The cost of buying a property against income showed that an adult today would be looking on average at an outlay of 443% of annual income to get on the property ladder. Add to this the fact many students walk into ‘the real world’ already in significant debt, and there’s little wonder Labour attracted a great volume of young voters in the recent snap election. Younger generations are disenfranchised by the lack of opportunity compared to those in previous years.
Where are we going?
In the 1700s, agriculture made up 56% of the entire UK workforce. Agricultural innovation over the following three centuries reduced this down to just 1% in 2015.
Chart 3: Composition of UK Workforce in 2015
Industry covered 22% of the workforce in 1700s, reducing to 20% in 2015 while services took the lion’s share with 79% in 2015, up 57% over 300 years.

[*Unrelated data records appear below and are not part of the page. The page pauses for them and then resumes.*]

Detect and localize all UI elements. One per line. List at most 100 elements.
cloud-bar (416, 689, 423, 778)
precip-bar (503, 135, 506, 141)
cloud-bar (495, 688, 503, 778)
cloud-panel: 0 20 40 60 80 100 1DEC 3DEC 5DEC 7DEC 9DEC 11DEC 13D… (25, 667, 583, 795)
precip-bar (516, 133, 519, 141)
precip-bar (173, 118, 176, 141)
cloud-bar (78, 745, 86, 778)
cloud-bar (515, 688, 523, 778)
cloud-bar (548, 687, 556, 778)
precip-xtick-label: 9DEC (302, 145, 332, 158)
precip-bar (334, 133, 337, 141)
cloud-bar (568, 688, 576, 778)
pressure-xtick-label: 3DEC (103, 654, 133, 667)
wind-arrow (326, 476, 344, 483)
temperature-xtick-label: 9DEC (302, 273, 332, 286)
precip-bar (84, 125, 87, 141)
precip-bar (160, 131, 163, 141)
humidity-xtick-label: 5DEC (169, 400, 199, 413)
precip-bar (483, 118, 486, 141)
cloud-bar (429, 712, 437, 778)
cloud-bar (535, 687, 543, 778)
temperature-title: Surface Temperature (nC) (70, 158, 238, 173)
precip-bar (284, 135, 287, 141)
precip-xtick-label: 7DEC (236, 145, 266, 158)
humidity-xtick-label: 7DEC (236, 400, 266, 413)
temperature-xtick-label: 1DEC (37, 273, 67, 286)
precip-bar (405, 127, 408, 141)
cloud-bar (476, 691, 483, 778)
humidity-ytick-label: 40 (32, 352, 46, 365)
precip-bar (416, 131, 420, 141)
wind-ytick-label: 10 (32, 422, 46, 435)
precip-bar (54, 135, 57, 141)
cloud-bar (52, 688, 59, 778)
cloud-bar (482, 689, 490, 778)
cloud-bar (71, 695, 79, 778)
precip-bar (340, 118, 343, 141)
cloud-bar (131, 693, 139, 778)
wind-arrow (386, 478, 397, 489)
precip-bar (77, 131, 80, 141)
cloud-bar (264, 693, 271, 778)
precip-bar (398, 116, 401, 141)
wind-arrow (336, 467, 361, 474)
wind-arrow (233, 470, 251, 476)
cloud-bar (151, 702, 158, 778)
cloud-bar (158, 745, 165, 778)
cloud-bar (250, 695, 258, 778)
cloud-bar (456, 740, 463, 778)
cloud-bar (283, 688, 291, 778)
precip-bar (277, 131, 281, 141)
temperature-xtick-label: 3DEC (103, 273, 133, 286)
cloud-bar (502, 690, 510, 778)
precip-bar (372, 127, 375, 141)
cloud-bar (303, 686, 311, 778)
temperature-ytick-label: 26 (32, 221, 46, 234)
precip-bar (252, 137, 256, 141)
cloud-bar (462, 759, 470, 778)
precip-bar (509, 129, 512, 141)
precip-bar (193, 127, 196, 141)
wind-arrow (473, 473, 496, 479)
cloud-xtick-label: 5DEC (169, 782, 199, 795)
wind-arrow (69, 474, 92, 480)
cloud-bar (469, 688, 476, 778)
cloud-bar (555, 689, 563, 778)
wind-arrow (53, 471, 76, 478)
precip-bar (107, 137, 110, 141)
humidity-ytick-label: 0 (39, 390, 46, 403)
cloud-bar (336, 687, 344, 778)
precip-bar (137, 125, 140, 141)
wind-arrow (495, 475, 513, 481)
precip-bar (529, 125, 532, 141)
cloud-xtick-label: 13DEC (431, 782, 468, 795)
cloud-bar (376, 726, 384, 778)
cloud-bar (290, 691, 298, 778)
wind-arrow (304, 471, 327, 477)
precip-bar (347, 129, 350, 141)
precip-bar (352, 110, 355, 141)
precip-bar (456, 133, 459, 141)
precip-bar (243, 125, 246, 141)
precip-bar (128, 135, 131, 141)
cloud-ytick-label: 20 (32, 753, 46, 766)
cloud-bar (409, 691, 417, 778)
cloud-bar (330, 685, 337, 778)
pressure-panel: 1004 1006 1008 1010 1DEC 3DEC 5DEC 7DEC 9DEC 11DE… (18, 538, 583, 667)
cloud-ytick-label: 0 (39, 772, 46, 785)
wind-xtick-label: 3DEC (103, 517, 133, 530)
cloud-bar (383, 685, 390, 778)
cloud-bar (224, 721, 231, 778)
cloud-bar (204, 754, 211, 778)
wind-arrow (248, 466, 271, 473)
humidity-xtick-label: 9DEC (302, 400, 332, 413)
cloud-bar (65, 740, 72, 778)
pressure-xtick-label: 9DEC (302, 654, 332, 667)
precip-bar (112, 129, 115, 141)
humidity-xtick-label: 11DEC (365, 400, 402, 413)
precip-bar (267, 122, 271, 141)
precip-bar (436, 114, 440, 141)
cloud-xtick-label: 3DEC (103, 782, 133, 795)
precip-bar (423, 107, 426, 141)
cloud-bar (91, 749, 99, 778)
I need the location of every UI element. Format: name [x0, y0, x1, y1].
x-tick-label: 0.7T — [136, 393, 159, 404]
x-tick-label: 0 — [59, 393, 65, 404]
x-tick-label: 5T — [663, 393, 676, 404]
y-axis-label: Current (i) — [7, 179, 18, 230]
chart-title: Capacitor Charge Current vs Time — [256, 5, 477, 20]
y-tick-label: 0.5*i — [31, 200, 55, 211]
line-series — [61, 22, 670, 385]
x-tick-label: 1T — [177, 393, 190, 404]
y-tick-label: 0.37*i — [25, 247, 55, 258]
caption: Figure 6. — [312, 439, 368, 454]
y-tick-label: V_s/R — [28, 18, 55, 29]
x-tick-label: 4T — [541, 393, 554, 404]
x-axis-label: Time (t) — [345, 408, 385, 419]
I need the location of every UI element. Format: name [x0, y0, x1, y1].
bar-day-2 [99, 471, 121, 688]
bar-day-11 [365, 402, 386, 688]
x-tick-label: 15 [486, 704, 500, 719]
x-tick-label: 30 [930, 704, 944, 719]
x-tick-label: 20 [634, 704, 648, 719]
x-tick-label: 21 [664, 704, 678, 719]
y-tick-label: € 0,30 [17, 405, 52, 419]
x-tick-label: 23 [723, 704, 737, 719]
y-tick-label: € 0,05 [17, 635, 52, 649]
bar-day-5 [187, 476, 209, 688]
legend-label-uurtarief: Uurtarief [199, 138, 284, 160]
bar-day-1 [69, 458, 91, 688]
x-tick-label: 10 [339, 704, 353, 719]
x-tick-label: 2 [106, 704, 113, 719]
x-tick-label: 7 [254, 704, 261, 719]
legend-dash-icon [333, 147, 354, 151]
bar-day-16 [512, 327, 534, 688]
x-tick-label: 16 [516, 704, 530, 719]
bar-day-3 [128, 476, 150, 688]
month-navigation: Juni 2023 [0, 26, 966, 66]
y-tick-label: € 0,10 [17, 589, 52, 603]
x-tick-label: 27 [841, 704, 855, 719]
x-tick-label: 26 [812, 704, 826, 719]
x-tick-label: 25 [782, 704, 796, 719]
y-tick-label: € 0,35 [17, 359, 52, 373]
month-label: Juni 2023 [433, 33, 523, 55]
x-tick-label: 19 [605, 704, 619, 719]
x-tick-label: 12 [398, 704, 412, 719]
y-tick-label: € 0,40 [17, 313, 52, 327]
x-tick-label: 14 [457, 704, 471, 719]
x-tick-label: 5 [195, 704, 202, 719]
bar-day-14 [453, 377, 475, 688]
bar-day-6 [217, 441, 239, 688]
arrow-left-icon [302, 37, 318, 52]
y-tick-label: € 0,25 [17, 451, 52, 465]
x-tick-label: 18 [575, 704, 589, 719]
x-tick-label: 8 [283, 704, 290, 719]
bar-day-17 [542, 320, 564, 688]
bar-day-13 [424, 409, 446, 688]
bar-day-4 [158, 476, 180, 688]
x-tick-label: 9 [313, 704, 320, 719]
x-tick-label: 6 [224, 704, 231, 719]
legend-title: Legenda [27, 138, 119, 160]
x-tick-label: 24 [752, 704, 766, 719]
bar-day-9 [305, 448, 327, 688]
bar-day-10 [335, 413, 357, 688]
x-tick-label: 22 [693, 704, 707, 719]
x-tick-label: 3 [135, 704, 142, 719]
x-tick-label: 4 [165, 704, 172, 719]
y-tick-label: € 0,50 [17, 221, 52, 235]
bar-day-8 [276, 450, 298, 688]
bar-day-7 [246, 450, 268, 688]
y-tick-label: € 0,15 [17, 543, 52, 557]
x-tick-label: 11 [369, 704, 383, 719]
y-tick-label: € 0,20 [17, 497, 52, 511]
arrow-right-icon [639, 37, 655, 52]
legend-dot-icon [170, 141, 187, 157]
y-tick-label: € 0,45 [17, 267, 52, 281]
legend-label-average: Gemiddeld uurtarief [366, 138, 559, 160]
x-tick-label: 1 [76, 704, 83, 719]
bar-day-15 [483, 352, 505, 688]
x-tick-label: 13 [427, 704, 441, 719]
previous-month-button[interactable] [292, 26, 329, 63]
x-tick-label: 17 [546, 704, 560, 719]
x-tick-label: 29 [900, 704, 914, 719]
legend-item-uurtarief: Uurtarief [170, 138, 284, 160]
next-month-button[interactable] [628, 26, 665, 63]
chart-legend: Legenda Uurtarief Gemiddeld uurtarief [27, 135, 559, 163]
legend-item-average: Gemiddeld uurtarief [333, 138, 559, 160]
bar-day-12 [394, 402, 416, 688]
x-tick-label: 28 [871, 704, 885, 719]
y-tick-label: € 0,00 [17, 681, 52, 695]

This continues. Technology is now driving evolution of the industrial workforce: machine-learning and AI based electronics are reducing the need for manual labour within factories and warehouses. We continue to move towards a service based future.
Serving the Future, by Inventing it
Humans are incredibly innovative and will shape the future of the UK and our world (China, Europe and the US are all experiencing growth). With around 1/3rd of global innovations over the last 200 years sparking from Great Britain…from streetlights and railroad tracks in the early 1800s to biological scientific breakthroughs and the world wide web in the mid-late 90s, we have the ambition and the skill sets to bounce back.
While change is far-reaching across many industries at the moment, it will all come together to change the whole world in motion. This makes fertile ground for intelligent minds to help steer the inevitable evolution of humankind.
Thanks to all our presenters and clients who attended and shared feedback (by email and post) following this year’s seminars. We appreciate it very much and look forward to presenting again in 2018. Dates will be announced once confirmed.